It was graduation day and the most important moment of Elizabeth’s life had arrived, the moment for which she’d spent years preparing. The dean of the Faculty was about to announce the class’ best student. Nervous, she was mentally going through her speech, she could already see the plaque engraved with her name hanging in the university corridor. Suddenly, she was awoken from her day-dream by the sound of a different name. “But, wait! I’m not the best?”. She was overcome with feelings of rage and frustration. Without this recognition, the last 5 years were down the drain.
How many times felt like all your work and effort wasn’t worth it because you didn’t reach a goal? From school through to university, we’re taught that the grades we receive at the end of the semester dictate if we have obtained the necessary knowledge to pass. How does this method of learning affect us when we have to face the professional world? Is there a reason why we encourage competitiveness between students and in ourselves?
For a long time, centuries, exams didn’t exist in the occidental world.
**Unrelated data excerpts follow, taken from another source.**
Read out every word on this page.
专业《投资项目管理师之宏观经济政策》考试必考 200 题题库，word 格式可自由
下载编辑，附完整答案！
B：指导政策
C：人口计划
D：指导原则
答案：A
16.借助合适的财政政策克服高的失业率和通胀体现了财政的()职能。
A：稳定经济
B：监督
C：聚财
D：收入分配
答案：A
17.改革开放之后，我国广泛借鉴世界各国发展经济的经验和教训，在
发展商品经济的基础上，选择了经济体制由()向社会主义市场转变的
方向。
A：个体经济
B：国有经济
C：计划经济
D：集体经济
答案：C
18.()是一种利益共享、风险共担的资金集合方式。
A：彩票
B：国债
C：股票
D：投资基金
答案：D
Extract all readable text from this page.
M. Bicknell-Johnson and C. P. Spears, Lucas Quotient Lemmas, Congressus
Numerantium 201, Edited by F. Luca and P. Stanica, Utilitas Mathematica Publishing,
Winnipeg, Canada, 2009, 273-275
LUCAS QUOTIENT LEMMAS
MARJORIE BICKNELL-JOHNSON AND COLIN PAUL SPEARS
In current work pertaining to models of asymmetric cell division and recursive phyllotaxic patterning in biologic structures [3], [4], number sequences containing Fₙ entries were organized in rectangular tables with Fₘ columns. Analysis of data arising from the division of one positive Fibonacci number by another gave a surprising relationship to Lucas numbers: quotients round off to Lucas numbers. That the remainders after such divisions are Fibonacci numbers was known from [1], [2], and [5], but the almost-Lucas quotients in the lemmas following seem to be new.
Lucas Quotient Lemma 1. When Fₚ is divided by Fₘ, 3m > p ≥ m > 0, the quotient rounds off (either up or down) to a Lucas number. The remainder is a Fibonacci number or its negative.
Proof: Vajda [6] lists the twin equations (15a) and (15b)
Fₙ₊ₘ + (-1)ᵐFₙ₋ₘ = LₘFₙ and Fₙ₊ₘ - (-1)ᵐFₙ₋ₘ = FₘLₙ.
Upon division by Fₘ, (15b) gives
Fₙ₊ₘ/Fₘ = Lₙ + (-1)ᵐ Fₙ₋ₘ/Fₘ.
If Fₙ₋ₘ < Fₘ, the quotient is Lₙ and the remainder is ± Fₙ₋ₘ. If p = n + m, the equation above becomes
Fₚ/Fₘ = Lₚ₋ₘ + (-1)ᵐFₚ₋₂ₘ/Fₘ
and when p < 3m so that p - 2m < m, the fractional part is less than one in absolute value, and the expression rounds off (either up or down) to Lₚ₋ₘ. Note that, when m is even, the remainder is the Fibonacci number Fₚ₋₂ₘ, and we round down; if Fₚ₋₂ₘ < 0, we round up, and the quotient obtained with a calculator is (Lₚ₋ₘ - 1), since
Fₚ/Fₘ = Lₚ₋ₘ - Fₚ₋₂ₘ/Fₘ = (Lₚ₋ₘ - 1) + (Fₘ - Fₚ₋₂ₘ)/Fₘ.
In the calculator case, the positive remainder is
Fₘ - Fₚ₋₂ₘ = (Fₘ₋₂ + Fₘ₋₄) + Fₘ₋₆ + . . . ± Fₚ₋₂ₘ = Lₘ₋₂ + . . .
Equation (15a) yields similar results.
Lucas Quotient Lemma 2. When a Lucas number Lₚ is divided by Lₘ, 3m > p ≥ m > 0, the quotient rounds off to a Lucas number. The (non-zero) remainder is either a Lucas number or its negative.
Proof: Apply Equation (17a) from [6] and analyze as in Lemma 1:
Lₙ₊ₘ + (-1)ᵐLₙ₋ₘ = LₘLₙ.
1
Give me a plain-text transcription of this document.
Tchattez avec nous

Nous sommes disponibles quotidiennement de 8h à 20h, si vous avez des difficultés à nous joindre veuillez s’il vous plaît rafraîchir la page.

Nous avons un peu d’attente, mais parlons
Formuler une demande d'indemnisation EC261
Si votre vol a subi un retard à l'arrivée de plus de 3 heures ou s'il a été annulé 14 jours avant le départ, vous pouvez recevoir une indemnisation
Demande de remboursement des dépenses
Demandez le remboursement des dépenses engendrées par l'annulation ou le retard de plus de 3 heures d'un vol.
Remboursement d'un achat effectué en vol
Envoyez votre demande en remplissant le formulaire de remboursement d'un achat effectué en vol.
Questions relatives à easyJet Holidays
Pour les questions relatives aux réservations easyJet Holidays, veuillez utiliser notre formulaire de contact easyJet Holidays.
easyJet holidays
They Originally Came From China [ESP], where the dynasty Han (206 a.C onwards) made up a complex system of tests to gain access to The General State Administration.
Incredibly competitive, these tests lasted for 3 entire days. Out of the 450 000 people that participated, only 600 succeeded and gained access . Many died of anger or exhaustion.
The question you might ask yourself is, if it required so much effort (and even to risk your life) with little possibility of passing, why in the world would they even participate? The answer (according to the historians), is for status, recognition, network and a place within the local elite.